Em conversas telefônicas deste redator com Ney sobre literatura, arte e cultura, em algumas ocasiões restava espaços para abordagens sobre a política e ele sempre enfatizou sua pretensão de continuar na vida pública, mas nunca escondendo a decepção no tocante à falta do devido reconhecimento de seu empenho pelos interesses da Paraíba e as grandes mudanças (renovações) em seus quadros, patrocinadas por ele.

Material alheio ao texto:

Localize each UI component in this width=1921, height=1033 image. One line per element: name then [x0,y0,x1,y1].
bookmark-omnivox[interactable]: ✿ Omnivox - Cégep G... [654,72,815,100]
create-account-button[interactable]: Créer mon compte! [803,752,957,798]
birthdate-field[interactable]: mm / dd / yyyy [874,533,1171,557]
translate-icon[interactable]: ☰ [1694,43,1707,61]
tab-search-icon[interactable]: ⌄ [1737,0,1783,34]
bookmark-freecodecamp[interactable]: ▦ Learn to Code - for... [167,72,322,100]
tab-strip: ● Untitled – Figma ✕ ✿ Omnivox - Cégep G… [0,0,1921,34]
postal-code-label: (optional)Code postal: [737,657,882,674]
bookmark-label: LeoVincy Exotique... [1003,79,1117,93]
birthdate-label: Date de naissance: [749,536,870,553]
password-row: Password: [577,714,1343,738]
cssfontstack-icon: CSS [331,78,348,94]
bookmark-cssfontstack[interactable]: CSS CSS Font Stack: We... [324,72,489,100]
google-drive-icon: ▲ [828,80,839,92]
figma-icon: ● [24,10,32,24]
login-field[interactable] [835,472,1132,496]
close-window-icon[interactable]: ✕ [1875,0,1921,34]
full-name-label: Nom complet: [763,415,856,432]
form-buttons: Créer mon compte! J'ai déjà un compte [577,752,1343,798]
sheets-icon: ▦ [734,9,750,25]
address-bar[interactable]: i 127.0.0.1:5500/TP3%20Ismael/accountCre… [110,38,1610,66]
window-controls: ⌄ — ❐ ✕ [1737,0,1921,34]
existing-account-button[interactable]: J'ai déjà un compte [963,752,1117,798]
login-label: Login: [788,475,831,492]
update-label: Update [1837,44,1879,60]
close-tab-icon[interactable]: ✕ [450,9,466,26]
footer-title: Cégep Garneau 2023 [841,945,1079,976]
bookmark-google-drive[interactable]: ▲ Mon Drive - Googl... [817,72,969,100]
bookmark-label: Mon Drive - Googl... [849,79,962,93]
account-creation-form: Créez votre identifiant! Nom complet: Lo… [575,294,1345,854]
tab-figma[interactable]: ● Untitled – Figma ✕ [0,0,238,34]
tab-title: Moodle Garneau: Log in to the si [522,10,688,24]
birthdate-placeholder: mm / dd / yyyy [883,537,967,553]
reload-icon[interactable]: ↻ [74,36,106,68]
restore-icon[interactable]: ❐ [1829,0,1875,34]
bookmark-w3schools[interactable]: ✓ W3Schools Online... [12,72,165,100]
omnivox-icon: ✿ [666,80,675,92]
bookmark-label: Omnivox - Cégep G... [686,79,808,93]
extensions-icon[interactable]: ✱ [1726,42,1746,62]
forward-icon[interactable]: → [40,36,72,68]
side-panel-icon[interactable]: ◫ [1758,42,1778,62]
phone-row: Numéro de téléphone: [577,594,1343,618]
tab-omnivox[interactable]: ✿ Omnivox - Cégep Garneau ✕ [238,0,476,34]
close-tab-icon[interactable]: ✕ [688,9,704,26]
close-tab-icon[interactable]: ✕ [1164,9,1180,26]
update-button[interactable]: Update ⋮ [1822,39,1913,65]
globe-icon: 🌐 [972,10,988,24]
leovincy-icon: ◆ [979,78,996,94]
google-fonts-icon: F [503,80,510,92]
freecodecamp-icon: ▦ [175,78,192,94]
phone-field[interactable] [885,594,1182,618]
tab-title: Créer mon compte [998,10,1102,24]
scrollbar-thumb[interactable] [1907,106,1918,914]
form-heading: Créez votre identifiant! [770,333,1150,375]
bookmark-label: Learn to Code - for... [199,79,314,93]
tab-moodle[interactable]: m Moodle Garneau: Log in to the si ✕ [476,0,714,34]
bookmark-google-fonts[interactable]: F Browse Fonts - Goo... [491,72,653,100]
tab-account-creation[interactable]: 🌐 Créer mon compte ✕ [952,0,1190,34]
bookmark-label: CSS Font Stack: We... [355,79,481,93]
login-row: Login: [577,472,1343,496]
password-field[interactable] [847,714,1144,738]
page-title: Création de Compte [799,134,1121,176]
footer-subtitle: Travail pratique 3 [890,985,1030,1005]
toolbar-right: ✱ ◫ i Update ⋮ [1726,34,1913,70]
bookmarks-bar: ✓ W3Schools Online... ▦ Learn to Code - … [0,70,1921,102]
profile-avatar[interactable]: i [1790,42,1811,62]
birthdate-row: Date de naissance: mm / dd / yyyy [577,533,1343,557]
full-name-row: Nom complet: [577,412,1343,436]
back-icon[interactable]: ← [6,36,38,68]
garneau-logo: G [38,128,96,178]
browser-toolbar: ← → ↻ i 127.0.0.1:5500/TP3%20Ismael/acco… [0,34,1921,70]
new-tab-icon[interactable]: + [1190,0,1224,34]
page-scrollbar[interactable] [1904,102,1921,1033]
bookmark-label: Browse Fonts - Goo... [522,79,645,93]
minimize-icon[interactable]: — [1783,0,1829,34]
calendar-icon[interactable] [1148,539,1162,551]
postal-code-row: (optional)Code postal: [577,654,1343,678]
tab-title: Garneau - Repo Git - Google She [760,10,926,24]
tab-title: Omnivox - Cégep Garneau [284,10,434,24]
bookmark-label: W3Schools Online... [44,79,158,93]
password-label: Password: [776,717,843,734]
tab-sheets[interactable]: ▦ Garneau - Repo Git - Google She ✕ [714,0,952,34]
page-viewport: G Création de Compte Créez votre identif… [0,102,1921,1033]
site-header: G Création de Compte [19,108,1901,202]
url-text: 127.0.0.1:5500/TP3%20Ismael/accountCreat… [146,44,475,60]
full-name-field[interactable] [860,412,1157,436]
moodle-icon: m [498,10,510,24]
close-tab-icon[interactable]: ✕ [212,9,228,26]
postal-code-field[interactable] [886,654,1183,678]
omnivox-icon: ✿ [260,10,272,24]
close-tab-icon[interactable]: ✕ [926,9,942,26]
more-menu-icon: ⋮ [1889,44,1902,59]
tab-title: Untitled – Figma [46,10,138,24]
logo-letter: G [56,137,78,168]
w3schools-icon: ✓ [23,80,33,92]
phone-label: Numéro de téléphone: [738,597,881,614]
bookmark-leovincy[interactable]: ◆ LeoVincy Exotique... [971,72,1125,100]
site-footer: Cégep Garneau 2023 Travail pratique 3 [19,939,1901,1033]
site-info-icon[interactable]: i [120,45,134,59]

Em 1982, veio disputar a vaga de Senador da República pelo PMDB. Foi convidado a desistir. O ex-governador Pedro Gondim exigiu sua retirada do pleito. Mesmo assim, financeiramente ainda deu sua contribuição ao partido para a eleição de Mariz (derrotado) e Ronaldo Cunha Lima, vitorioso em Campina Grande. Em 1990, o PMDB estava em vias de extinção. Antônio Mariz, primo de Ney, o convidou para ser seu suplente. Não dispunha de recursos para fazer a campanha. Ney veio, sabendo das adversidades. Wilson Braga era considerado eleito em todos os cenários. Mas, a campanha de Mariz (Senado) não tinha segundo turno. Botou a “faca nos dentes”, elegeu Mariz derrotando o então senador Marcondes Gadelha. Mariz o tratou com respeito, carinho e, como Cristão, valorizou a gratidão.
O grande sonho de Mariz era governar a Paraíba. E a oportunidade surgiu em 1994. Entretanto, Lúcia Braga, em todas as pesquisas, venceria o pleito no primeiro turno. Mais uma vez Ney foi acionado. Mariz o convenceu a mergulhar de cabeça em sua campanha com o argumento de que queria vê-lo no Senado Federal. Mariz venceu. Ney assumiu a titularidade no Senado Federal. Em 12 anos, arrancou as raízes do atraso da Paraíba. Duplicação da BR 230, construção da barragem de Acauã; Faculdade de Medicina para João Pessoa; Shopping Center para Campina Grande; urbanização de favelas como a do Pedregal; licitação e inícios das obras da transposição das águas do Rio São Francisco; emendas e destinação de recursos extra orçamentários para todos os municípios da Paraíba; instalação do INSA – Instituo do Semiárido em Campina Grande.
Elegeu Veneziano Vital do Rêgo prefeito de Campina Grande, após 22 anos sob o comando dos Cunha Lima; Ricardo Coutinho, prefeito de João Pessoa, derrotando Cássio e Cícero Lucena; Vital Filho, deputado federal campeão de votos no Estado; Maranhão candidato único em 1998, derrotando na convenção Ronaldo Cunha Lima. Teve uma participação decisiva para renovação na Casa Epitácio Pessoa, proporcionando o surgimento de novas lideranças políticas. Infelizmente, a “inveja paroquiana” mesquinha e oportunista das lideranças estaduais o boicotavam incomodadas com seu brilho nacional. Não foi governador em 2022, porque não quis. A traição de Maranhão foi a gota d’água. E tornou-se evidente, quando contribuiu para sua derrota em 2006, para Cícero Lucena. O estigma de Ney é semelhante ao de Assis Chateaubriand Bandeira de Melo. Dono do maior império de comunicação da América Latina, cortejado pela realeza britânica, respeitado em todo o planeta, entretanto desprezado pelas oligarquias paraibanas, que lhes derrotaram para o Senado.
A provável chapa Queiroga/Ney é a mão e a luva. Ambos são desbravadores, não temem desafios, têm propostas para a Paraíba e o Brasil. Queiroga eleito, e a perspectiva de uma provável vitória de Flávio Bolsonaro, voltará ao Ministério da Saúde. Ney será Senador da República no mínimo por quatro anos. Se Flávio for eleito e reeleito, teremos oito anos de Ney no Senado Federal, recuperando a SUDENE – um dos seus sonhos – e trazendo sua sede para a Paraíba. Claro que para Campina Grande.